At that, Kiriem—the oldest of the kids—held out a finger.
“Promises… you have to hook fingers.”
Rynel quietly pulled off his glove and hooked the child’s small finger.
“I’ll come back. For sure.”
The other kids all stuck out their fingers at once.
“Me too!”
“Me too!”
“Hyung, you promised all of us!”
Monero snorted a laugh at the side.
“At this rate, you’ve made a contract with every kid in the village.”

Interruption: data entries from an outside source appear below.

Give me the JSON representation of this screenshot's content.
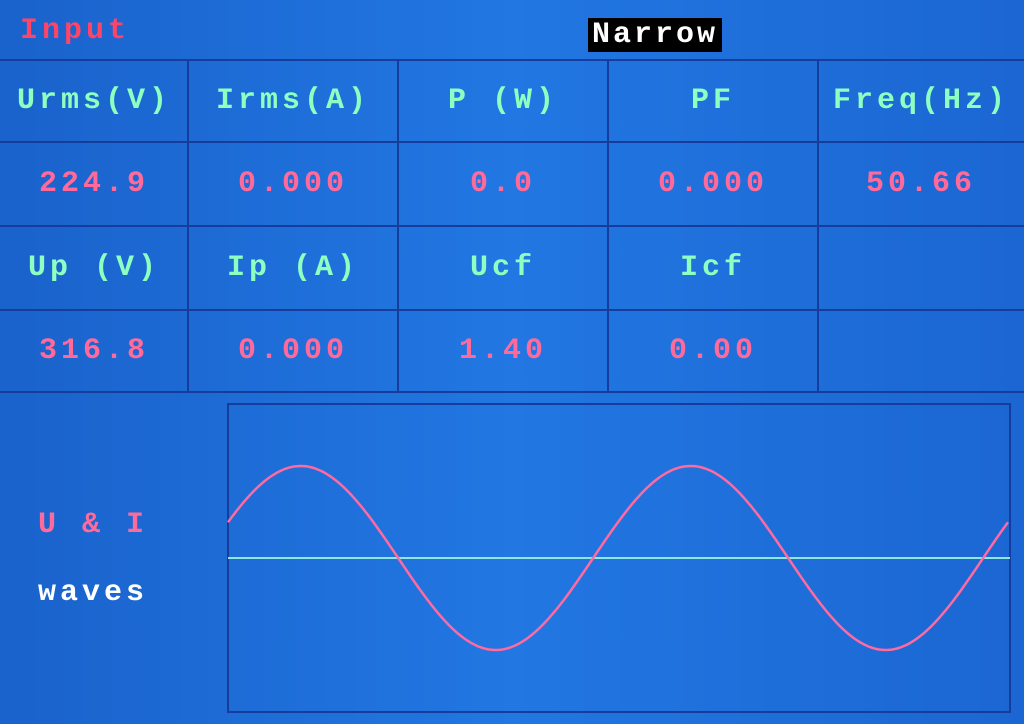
{
  "header": {
    "title": "Input",
    "mode": "Narrow"
  },
  "table": {
    "rows": [
      [
        "Urms(V)",
        "Irms(A)",
        "P (W)",
        "PF",
        "Freq(Hz)"
      ],
      [
        "224.9",
        "0.000",
        "0.0",
        "0.000",
        "50.66"
      ],
      [
        "Up (V)",
        "Ip (A)",
        "Ucf",
        "Icf"
      ],
      [
        "316.8",
        "0.000",
        "1.40",
        "0.00"
      ]
    ]
  },
  "waves": {
    "label_top": "U & I",
    "label_bottom": "waves"
  }
}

“More contracts are better.”
Rynel smiled.
Monero winked.
“Yeah. Keep that contract.”
The old man watched them in silence, then said,
“Snow covers everything, but memory remains.
This farewell will become another meeting someday.”
Snowflakes drifted softly.
Rynel took a deep breath.
Then he looked at each child and said,
“Someday, one of you will start a legend.
You’ll follow dragon footprints, cross the forest, and fly through the sky.”
The children’s eyes glittered.
“And then,
tell me that story too.”
He waved, and took a step out onto the snowy plain.
The children kept waving for a long time.
The red gem didn’t shine.
But inside it, a quiet ember remained—
waiting for the next story.
◇
In a room where the stove fire flickered,
the children sat around the hearth and opened a storybook.
One of them asked softly.
“Mom… was the dragon real?”
The woman looked out the window quietly.
Toward the sky—toward the direction where the dragon had vanished.
“…It was.
And someday, it might come again.”
The children stared out the window without a word.
Then, far along the mountain ridge,
a red shadow cut through the white snow and passed across the sky.
Like a legend that still wasn’t finished.
Snow covers everything, but memory remains.